Warum die Teil-Ausschreibung der S-Bahn Berlin die Probleme verschlimmert

Berlin, den 18.04.2013. Von Carl Waßmuth/GiB.

Mit der Ausschreibung gab der Berliner Senat an, auf die seit 2008 andauernde Krise der Berliner S-Bahn reagieren zu wollen. Allerdings stellt diese Ausschreibung, die Privatisierungsfolgen zu beheben vorgibt, selbst eine massive Privatisierung dar. Dabei weisen die neuen Privatisierungsbestrebungen auf dem Wege der Teil-Ausschreibung noch deutlich stärkere Parallelen zur Bahnprivatisierung in Großbritannien auf als der 2008 abgesagte Börsengang der DB AG. Die Ausschreibung wird zudem eine Form von „Public Private Partnership“ (PPP) darstellen, eine Privatisierungsform, die zuletzt massiv in die Kritik geraten ist. Gleichzeitig widerspricht die Teilausschreibung gleich mehrfach Beschlüssen des SPD-Landesparteitags und auch einem aktuellen Beschluss der SPD-Bundestagsfraktion: Dort wird die Bahnprivatisierung ebenso abgelehnt wie die Trennung von Netz und Betrieb. Letzteres fordert nicht einmal die in diesen Fragen stets neoliberale EU-Kommission.
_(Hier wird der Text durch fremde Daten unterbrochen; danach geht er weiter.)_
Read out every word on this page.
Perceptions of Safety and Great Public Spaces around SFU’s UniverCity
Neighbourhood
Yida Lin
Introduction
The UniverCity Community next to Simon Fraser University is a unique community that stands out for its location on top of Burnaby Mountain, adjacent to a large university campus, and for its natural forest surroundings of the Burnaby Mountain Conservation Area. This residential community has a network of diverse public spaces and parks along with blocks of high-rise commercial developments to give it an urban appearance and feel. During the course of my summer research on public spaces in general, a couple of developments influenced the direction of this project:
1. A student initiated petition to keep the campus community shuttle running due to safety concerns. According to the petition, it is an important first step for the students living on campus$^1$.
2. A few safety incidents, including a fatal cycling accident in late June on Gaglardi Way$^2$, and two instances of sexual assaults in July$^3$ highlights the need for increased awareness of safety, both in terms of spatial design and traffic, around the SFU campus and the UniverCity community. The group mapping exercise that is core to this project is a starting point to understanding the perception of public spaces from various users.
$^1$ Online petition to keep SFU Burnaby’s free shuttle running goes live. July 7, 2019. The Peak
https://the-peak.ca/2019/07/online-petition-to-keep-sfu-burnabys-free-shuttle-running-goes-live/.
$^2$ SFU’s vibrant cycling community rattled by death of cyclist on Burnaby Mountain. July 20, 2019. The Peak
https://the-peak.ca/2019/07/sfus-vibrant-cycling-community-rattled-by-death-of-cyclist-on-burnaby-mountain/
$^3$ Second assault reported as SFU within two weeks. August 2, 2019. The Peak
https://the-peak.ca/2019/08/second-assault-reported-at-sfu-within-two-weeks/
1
SPD-Beschlüsse: keine Bahnprivatisierung!

Auf dem Berliner SPD-Landesparteitag am 9.6.2012 spielte die S-Bahn eine große Rolle. Ein Antrag wurde verabschiedet, der die konkrete Vorbereitung der S-Bahn als kommunalen Unternehmen fordert [1]. Noch weiter geht der Antrag des Fachausschusses Mobilität: „Die Infrastrukturbereiche der Eisenbahnen des Bundes sind ausschließlich auf das Gemeinwohl und die Daseinsvorsorge zu orientieren. […]  Regionale und lokale Eisenbahninfrastruktur (z.B. S-Bahnen) wird ohne Entschädigung in das Eigentum und die Verantwortung der Länder bzw. Regionen oder von Ihnen gebildeter Institutionen übergehen.“

Im gleichen Antrag wird auch noch einmal die Ablehnung eines Börsengangs der DB AG bekräftigt. Die SPD-Bundestagsfraktion bestätigt das: „Auch kommt für uns keine Privatisierung der DB AG in Frage.“ [2] Auch wenn die Privatisierung der DB AG und die Privatisierung per Teilausschreibung nicht dasselbe ist, die Gründe für die Ablehnung sind identisch: Im empfindlichen Bereich der Daseinsvorsorge hat Privatisierung fatale Folgen.

Trennung von Netz und Betrieb

Auch die Trennung von Netz und Betrieb wird von der SPD-Bundestagsfraktion abgelehnt: „Eine Trennung von Netz und Betrieb schließen wir aus, da wir die DB AG als integrierten Konzern erhalten wollen. Wir begrüßen, dass nunmehr die Europäische Kommission von ihrer Absicht abgerückt ist, eine solche Trennung im Rahmen des Vierten Eisenbahnpakets vorzuschreiben.“
Für die Ablehnung einer Trennung gibt es gute Gründe, auch solche, die über die Betrachtung der DB AG hinausgehen. Zum einen ist es eine Sollbruchstelle für Privatisierungen. Aber auch aus technischer Sicht ist bekannt: Schieneninfrastruktur und der darauf laufende Betrieb sind vielfältig miteinander verzahnt. Es gibt kein Land der Welt, in dem eine solche Trennung zu einem Wachstum des Schienenanteils, geschweige denn zu geringeren Kosten für die Steuerzahlenden geführt hat. Großbritannien, in dem die Trennung wichtiger Bestandteil der Privatisierung war, ist auf der Länder-Liste der mit hohen erforderlichen öffentlichen Zuschüssen pro Personen-Schienenkilometer Spitzenreiter. Die Festlegung auf die Teilausschreibung und damit auf die Trennung erfolgte in Berlin, als das sogenannte Vierte Eisenbahn-Paket in Europa diskutiert wurde, in dem eine Trennung vorgesehen war. Problem für die ganz Schnellen im Berliner Senat ist nun: Dieses Vierte Eisenbahn-Paket ist bei der EU-Kommission inzwischen durchgefallen – man war also vorschnell. Es ist aber noch Zeit, sich zu korrigieren. Am 9.4.2013 wurde das Interessenbekundungsverfahren zur S-Bahn Berlin aufgrund Ausschreibungsfehlern neu gestartet. Die eigentliche Ausschreibung startet nicht vor dem 11. Juni 2013.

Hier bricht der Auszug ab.